Personally, I appreciated how many parallels there are between Carter’s decades worth of time in the region and my experience there in the summer of 2018. Politically speaking, in his experience and mine, there was frustration and cynicism about the Oslo Accords, the corruption of Palestinian and Israel politicians, and the credibility of the United States to serve as a broker in a peace process. Carter talks about a meeting he attended in which they discussed “the strategic location of the spreading Israeli settlements, and the unlikely possibility that a viable Palestinian state could be created out of such a fragmented whole.”

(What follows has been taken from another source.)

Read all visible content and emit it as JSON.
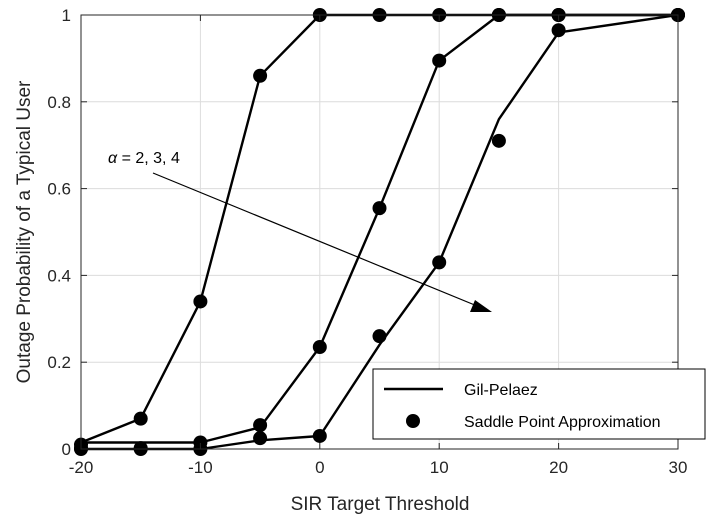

The commitment to nonviolence among Palestinians was a prominent theme of my experience, and it shows up throughout Carter’s many years of living in and visiting the region. In 1970 his students’ reflection on the terrorism they were hearing about in the news ended with “we hope nobody is hurt.” In his visits in 1988 and 2002, he heard from Palestinians who shared that they had no ill will toward Israelis, which was strikingly consistent during my visit. Palestinians were frustrated with Israeli leaders and policies but made a point to always say that they held no anger toward Israeli citizens or Jewish people. From a trip in 2004, Carter shares the Ramallah mayor’s hopes for coexistence between Israelis and Palestinians.
There’s an old saying that goes, “It always seems impossible until it’s done.” I think of this quotation often when it comes to working toward a just peace between Israelis and Palestinians. In Palestine and Israel, Carter offers a window into that brighter future through his conversations with individuals on the ground who can imagine and are working toward a more just and loving world.
Lauren Brownlee is a member of Bethesda (Md.) Meeting and has served on the Peace Committees of both her monthly and yearly meetings (Baltimore Yearly Meeting).